The high court injunction followed a statement by the Australian Immigration Minister Scott Morrison which confirmed the mid-ocean transfer of 41 asylum seekers off the Port of Batticaloa.
He called the voyage by asylum seekers a “maritime people smuggling venture” and insisted that the 41 Sri Lankans were only returned after an “enhanced screening process”. He added that the government would continue to reject the appeals of those who want a change of policy: “Their advocacy, though well intentioned, is naively doing the bidding of people smugglers who have been responsible for almost 1200 deaths at sea.”
But human rights and legal experts have cast doubt on the legality of the government’s current questioning process, which reportedly involves asking four basic questions via a teleconference: the asylum seeker’s name, their country of origin, where they had come from and why they had left.
A statement signed by 53 legal experts spread across 17 universities condemned the government’s policy, which it said risked violation of international law. “We are profoundly concerned by reports that asylum seekers have been subjected to rapid and inadequate screening interviews, and returned to Sri Lanka,” the statement read.
“This raises a real risk of refoulement, in breach of Australia’s obligations under international and human rights law.”
The UNHCR also said it had “profound concern” over reports about the way asylum seekers were being dealt with in Australia, and added: “international law prescribes that no individual can be returned involuntarily to a country in which he or she has a well-founded fear of persecution.”
Last year, the United Nation’s committee against torture (CAT) criticised UK policy after finding that some Tamils who were sent back to Sri Lanka when their asylum claims were unsuccessful “have been victims of torture and ill-treatment following their forced or voluntary removal from the State party”. Just last week, Channel 4 News reported that a Tamil woman who had been repeatedly raped by Sri Lankan soldiers faced deportation back to Sri Lanka.

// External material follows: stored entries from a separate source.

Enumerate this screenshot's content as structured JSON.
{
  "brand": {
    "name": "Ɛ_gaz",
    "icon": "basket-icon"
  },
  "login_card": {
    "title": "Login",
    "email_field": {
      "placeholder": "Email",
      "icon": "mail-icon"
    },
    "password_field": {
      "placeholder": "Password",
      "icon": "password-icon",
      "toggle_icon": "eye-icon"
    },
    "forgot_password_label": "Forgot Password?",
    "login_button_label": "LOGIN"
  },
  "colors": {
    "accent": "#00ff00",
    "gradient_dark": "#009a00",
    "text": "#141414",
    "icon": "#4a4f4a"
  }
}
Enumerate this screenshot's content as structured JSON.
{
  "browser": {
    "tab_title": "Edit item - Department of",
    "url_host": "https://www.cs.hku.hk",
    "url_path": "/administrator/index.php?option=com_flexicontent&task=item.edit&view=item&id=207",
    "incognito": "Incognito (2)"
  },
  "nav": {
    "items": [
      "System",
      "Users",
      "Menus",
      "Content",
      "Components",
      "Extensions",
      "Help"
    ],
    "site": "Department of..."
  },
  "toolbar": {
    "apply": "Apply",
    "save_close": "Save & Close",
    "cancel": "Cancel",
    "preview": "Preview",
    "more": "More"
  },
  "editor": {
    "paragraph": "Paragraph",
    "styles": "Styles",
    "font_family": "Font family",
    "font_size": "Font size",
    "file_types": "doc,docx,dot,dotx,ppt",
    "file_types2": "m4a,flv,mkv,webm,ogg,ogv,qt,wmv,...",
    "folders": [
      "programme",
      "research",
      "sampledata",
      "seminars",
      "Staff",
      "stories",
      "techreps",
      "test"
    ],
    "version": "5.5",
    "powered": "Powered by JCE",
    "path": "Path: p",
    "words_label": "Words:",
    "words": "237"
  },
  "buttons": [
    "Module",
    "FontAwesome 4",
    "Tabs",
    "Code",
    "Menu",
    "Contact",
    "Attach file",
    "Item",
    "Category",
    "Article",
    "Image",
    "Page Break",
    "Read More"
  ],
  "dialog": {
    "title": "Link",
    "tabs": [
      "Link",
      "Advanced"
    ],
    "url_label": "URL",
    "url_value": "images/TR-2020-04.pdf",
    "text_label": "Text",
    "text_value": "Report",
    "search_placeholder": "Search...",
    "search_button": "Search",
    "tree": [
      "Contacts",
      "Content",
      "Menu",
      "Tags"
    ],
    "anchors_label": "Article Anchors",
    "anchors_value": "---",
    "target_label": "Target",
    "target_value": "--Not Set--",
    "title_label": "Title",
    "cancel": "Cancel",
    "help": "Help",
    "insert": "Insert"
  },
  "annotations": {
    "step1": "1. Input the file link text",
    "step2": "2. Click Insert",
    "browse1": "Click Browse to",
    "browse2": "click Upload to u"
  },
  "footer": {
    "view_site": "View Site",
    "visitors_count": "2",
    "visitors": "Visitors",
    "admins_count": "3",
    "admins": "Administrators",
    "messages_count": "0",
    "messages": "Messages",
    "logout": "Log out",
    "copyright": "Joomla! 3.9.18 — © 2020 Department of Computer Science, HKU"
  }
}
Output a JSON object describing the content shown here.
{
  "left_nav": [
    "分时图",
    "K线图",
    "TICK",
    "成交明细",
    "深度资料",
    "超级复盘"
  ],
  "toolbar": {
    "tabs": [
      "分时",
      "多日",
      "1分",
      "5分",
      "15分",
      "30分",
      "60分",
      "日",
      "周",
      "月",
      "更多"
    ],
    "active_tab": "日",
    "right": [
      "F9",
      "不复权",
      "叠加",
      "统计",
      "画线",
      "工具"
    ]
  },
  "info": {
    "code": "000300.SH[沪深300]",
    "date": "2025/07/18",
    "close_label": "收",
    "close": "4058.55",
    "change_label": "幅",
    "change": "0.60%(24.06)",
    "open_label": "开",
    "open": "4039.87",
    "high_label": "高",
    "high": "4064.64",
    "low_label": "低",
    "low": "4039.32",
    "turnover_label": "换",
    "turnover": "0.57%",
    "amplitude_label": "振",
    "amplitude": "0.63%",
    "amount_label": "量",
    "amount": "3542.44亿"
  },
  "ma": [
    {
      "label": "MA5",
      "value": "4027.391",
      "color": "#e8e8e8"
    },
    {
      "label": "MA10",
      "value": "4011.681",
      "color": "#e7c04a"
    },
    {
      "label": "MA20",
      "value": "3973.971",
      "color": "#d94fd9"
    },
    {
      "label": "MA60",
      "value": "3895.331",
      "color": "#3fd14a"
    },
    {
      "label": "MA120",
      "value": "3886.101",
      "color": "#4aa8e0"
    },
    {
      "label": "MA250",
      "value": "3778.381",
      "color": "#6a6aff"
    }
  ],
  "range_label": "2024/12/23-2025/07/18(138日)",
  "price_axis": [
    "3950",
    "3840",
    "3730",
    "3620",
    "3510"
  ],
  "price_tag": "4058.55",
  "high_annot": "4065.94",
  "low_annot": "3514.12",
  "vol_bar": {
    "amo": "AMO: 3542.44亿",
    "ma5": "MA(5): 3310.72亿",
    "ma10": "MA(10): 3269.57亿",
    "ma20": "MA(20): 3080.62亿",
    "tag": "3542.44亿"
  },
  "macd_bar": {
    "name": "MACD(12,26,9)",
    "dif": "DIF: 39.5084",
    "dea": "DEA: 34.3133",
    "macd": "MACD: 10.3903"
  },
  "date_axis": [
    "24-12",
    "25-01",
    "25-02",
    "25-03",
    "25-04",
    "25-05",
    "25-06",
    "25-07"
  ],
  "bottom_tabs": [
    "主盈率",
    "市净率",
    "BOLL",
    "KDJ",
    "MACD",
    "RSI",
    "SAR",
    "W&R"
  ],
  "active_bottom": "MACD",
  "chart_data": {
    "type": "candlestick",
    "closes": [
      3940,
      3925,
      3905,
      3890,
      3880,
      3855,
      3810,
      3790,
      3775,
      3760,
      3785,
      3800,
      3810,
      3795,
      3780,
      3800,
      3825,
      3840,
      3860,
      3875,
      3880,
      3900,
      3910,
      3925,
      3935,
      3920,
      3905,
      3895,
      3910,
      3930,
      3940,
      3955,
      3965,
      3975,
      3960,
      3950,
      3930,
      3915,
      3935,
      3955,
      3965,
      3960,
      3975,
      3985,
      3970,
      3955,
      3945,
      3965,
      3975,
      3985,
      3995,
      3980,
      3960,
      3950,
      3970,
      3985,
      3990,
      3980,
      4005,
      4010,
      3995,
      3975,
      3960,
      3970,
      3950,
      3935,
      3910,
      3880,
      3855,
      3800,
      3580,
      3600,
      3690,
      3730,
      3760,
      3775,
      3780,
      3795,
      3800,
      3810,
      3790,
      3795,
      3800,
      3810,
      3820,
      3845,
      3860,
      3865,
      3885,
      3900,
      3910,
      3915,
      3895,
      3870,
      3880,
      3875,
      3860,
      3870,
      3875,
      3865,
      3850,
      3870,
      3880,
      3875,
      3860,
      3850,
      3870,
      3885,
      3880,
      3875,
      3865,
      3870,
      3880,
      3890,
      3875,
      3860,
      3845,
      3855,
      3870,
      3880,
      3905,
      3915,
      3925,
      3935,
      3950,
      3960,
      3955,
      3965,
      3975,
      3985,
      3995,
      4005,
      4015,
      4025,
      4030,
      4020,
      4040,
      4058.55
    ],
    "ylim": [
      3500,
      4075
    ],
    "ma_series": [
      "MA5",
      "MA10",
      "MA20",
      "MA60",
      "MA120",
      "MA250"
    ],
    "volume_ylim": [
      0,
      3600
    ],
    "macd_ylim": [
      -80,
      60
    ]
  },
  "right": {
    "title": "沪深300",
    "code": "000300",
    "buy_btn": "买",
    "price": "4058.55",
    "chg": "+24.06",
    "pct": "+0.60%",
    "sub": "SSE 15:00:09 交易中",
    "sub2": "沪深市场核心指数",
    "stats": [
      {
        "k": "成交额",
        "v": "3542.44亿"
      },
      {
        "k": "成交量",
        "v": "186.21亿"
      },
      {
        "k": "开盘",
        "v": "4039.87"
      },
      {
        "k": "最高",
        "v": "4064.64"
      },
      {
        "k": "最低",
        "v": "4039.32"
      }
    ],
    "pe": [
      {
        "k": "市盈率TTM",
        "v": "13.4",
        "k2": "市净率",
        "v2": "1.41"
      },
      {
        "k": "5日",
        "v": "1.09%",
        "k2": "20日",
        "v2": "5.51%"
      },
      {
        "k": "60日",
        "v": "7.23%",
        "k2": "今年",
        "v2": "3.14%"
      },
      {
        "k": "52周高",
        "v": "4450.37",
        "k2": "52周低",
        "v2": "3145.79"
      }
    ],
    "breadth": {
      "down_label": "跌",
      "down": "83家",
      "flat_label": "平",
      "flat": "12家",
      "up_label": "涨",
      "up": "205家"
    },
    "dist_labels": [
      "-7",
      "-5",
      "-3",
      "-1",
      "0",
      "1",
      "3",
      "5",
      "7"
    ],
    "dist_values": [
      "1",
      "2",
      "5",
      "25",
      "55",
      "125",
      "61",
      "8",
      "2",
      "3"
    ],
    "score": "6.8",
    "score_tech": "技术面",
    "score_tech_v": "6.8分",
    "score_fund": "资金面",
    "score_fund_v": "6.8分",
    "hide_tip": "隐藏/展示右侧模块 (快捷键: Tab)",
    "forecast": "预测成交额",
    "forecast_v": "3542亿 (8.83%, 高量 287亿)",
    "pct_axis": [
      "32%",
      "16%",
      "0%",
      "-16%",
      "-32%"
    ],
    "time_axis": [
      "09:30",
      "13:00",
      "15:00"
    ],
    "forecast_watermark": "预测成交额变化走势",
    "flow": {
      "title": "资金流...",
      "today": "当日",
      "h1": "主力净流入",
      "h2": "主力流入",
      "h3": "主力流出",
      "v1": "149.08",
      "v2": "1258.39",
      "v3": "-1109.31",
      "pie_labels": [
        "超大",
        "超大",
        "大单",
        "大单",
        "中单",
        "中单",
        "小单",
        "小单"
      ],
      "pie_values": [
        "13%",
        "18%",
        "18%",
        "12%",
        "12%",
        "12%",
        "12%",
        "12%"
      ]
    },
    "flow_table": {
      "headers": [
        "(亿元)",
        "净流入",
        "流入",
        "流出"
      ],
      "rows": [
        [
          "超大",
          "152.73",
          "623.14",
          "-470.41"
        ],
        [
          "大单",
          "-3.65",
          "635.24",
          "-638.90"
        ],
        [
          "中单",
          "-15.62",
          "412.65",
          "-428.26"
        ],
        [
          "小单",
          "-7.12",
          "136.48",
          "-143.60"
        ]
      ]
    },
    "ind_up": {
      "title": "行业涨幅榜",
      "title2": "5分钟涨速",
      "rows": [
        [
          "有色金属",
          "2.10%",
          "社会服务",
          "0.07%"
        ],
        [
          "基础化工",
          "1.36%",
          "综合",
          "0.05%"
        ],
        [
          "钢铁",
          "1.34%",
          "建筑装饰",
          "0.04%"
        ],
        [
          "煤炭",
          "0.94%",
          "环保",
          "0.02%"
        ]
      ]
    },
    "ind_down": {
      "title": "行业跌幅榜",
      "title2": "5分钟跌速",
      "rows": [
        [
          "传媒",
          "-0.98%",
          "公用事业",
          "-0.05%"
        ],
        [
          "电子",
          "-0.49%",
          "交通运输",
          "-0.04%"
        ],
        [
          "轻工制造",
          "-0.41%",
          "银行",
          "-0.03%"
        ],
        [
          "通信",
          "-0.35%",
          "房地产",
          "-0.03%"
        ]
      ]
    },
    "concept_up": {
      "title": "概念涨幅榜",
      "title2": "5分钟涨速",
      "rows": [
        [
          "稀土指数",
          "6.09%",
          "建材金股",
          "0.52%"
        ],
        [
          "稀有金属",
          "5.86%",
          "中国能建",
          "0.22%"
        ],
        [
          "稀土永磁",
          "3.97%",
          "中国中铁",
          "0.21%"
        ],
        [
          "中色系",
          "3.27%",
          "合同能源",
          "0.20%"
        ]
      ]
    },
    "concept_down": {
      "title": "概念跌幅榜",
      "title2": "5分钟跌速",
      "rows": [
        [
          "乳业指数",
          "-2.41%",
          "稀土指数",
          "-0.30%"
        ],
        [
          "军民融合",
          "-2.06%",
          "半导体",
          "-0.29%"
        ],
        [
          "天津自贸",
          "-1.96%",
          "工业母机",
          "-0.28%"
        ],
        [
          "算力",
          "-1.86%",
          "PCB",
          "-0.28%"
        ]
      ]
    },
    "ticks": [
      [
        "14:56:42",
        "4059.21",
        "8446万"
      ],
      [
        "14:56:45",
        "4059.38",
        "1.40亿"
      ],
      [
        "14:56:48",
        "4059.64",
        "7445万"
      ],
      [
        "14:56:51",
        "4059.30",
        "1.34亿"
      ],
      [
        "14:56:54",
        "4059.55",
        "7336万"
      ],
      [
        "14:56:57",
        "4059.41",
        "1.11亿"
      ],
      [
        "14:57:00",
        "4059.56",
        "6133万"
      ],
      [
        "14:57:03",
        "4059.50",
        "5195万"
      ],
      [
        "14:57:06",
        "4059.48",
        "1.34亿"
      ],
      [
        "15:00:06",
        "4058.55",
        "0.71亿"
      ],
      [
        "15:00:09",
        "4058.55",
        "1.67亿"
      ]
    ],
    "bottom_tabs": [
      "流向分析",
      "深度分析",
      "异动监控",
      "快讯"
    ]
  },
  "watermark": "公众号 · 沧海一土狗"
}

Australia’s Prime Minister Tony Abbott was elected partly on the strength of his pledge to come down hard on immigration. He has also forged links with Sri Lankan President Mahinda Rajapaksa, despite the fact that Sri Lanka faces accusations of human rights violations, and recently gifted two Bay-class petrol boats to the country, worth $2m.
The United Nations is currently investigating alleged war crimes in Sri Lanka during the final phase of the war against Tamil separatists, which ended in 2009.